Regulatory Communication Details

The formal communication was addressed to both major stock exchanges where the company's equity shares are listed:

Exchange Details: Information
BSE Limited: Corporate Services, Piroze Jeejeebhoy Towers, Dalal Street, Mumbai – 400 001
National Stock Exchange: Exchange Plaza, Bandra Kurla Complex, Bandra (East), Mumbai 400051
Security Type: Equity Shares
Publication Date: March 19, 2026

SEBI Guidelines Implementation

The special window initiative follows SEBI's circular guidelines that allow shareholders to re-submit physical share transfer documents that were originally filed before March 31, 2023, but were subsequently rejected, returned, or remained pending due to procedural deficiencies or other reasons.

Eligibility Criteria

The special window operates under specific eligibility requirements:

Transfer Execution Date: Filed Before March 31, 2023? Original Certificate Available? Eligible for Current Window?
Before March 31, 2023: No (newly filed) Yes
Before March 31, 2023: Yes (previously rejected/returned) Yes
After March 31, 2023: No Yes
After March 31, 2023: No No

Process Requirements and Exclusions

All shares re-submitted during this special window period will undergo both transfer and dematerialization processes.
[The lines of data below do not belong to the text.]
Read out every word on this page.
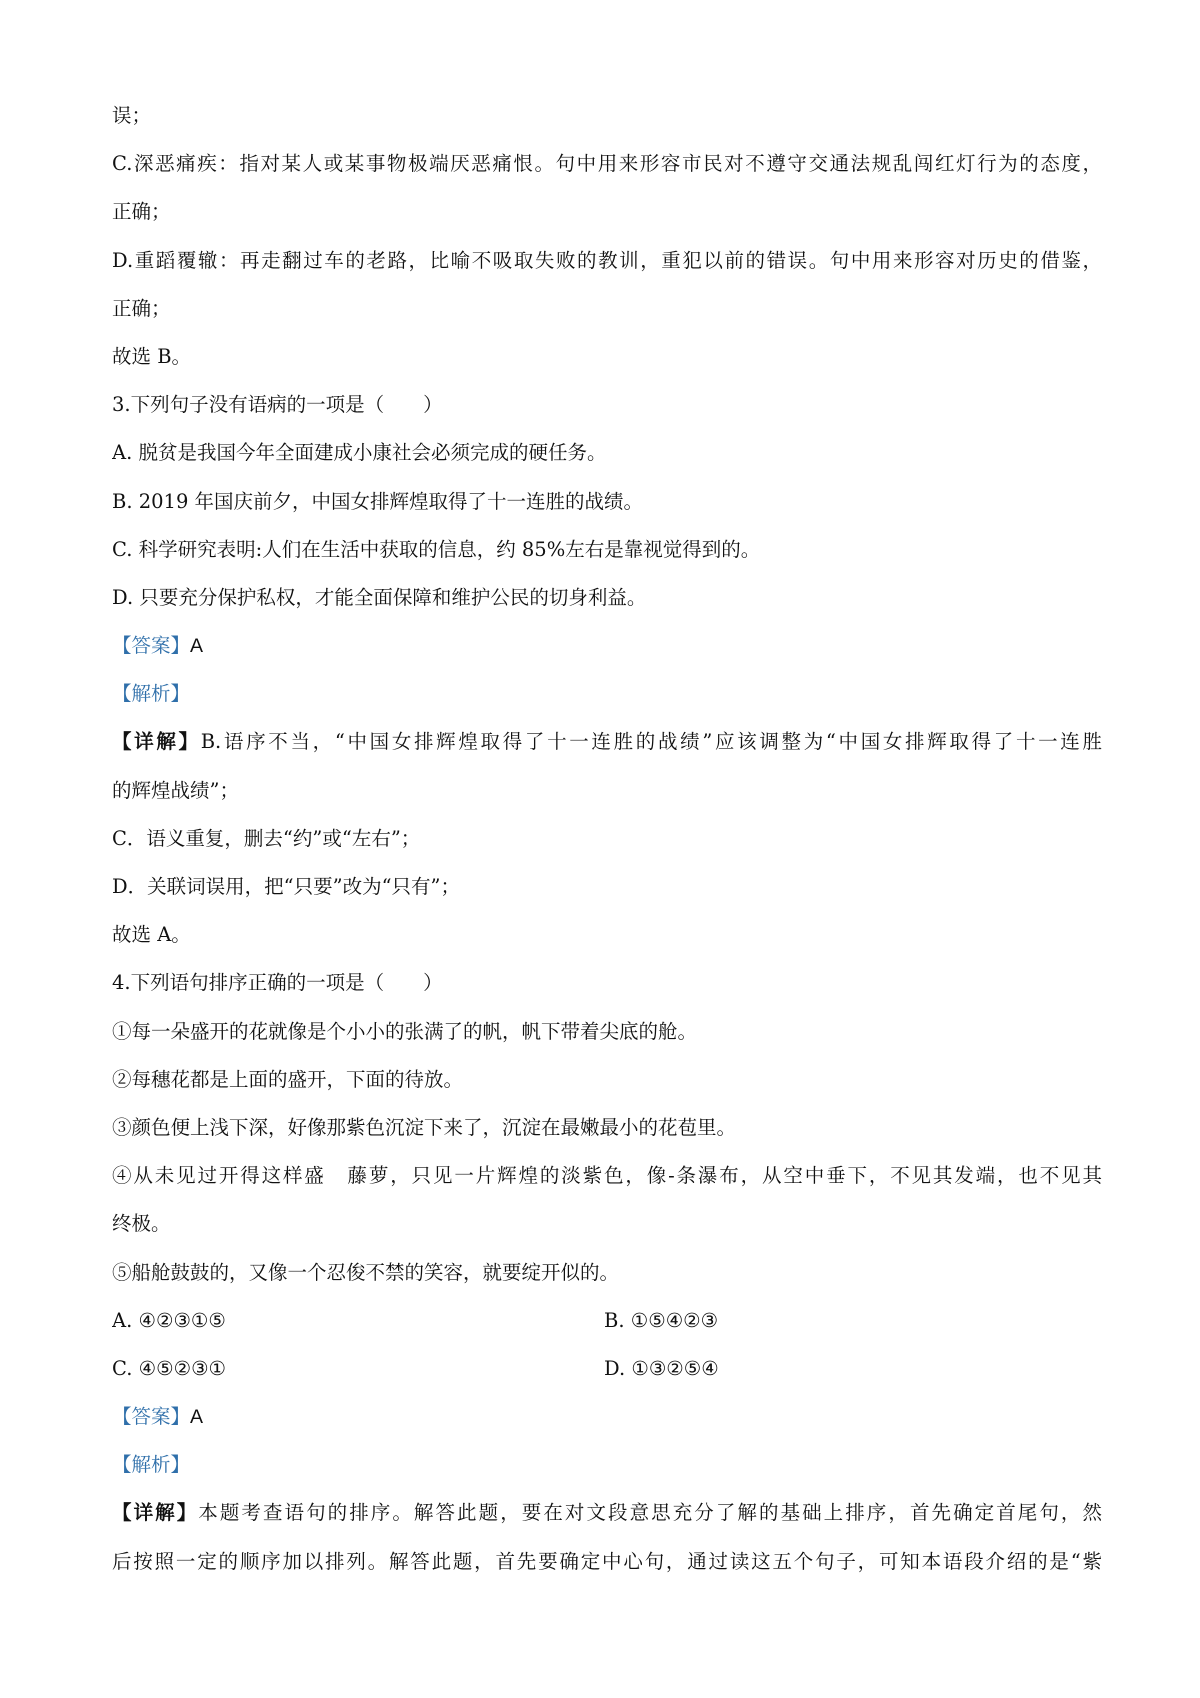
误；
C.深恶痛疾：指对某人或某事物极端厌恶痛恨。句中用来形容市民对不遵守交通法规乱闯红灯行为的态度，
正确；
D.重蹈覆辙：再走翻过车的老路，比喻不吸取失败的教训，重犯以前的错误。句中用来形容对历史的借鉴，
正确；
故选 B。
3.下列句子没有语病的一项是（　　）
A. 脱贫是我国今年全面建成小康社会必须完成的硬任务。
B. 2019 年国庆前夕，中国女排辉煌取得了十一连胜的战绩。
C. 科学研究表明:人们在生活中获取的信息，约 85%左右是靠视觉得到的。
D. 只要充分保护私权，才能全面保障和维护公民的切身利益。
【答案】A
【解析】
【详解】B.语序不当，“中国女排辉煌取得了十一连胜的战绩”应该调整为“中国女排辉取得了十一连胜
的辉煌战绩”；
C．语义重复，删去“约”或“左右”；
D．关联词误用，把“只要”改为“只有”；
故选 A。
4.下列语句排序正确的一项是（　　）
①每一朵盛开的花就像是个小小的张满了的帆，帆下带着尖底的舱。
②每穗花都是上面的盛开，下面的待放。
③颜色便上浅下深，好像那紫色沉淀下来了，沉淀在最嫩最小的花苞里。
④从未见过开得这样盛 藤萝，只见一片辉煌的淡紫色，像-条瀑布，从空中垂下，不见其发端，也不见其
终极。
⑤船舱鼓鼓的，又像一个忍俊不禁的笑容，就要绽开似的。
A. ④②③①⑤	B. ①⑤④②③
C. ④⑤②③①	D. ①③②⑤④
【答案】A
【解析】
【详解】本题考查语句的排序。解答此题，要在对文段意思充分了解的基础上排序，首先确定首尾句，然
后按照一定的顺序加以排列。解答此题，首先要确定中心句，通过读这五个句子，可知本语段介绍的是“紫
The transferred shares will be delivered only in dematerialized (demat) form, and the dematerialization process must be completed within one year of execution.

The following cases are excluded from this special window:

  • Transfer matters with pending disputes
  • Securities already transferred to Investor Education and Protection Fund (IEPF)

Contact Information for Shareholders

Shareholders requiring additional information or clarification can contact the company or its Registrar and Transfer Agent:

Company Contact: RTA Contact
Mahindra Lifespace Developers Limited KFin Technologies Limited
5th Floor, A Wing, Mahindra Towers Selenium Building, Tower-B, Plot No. 31 & 32
Dr. G.M. Bhosale Marg, Worli, Mumbai - 400 018 Financial District, Nanakramguda, Hyderabad - 500 032
Email: investor.mld@mahindra.com Email: einward.ris@kfintech.com
Contact: +91 22 6747 8600 Contact: 1800 3014 007

The communication was signed by Bijal Parmar, Company Secretary & Compliance Officer, and the information has also been uploaded on the company's official website at www.mahindralifespaces.com for shareholder reference.

Historical Stock Returns for Mahindra Lifespaces Developers

1 Day5 Days1 Month6 Months1 Year5 Years
+1.28%-5.29%-10.67%-11.53%+15.00%+86.19%

How might the completion of this physical share transfer window impact Mahindra Lifespace's overall shareholding pattern and liquidity in the coming quarters?

What potential challenges could arise during the mandatory dematerialization process, and how might this affect shareholder participation rates?

Could this initiative signal broader market trends toward complete digitization of share transfers across other listed companies in 2026?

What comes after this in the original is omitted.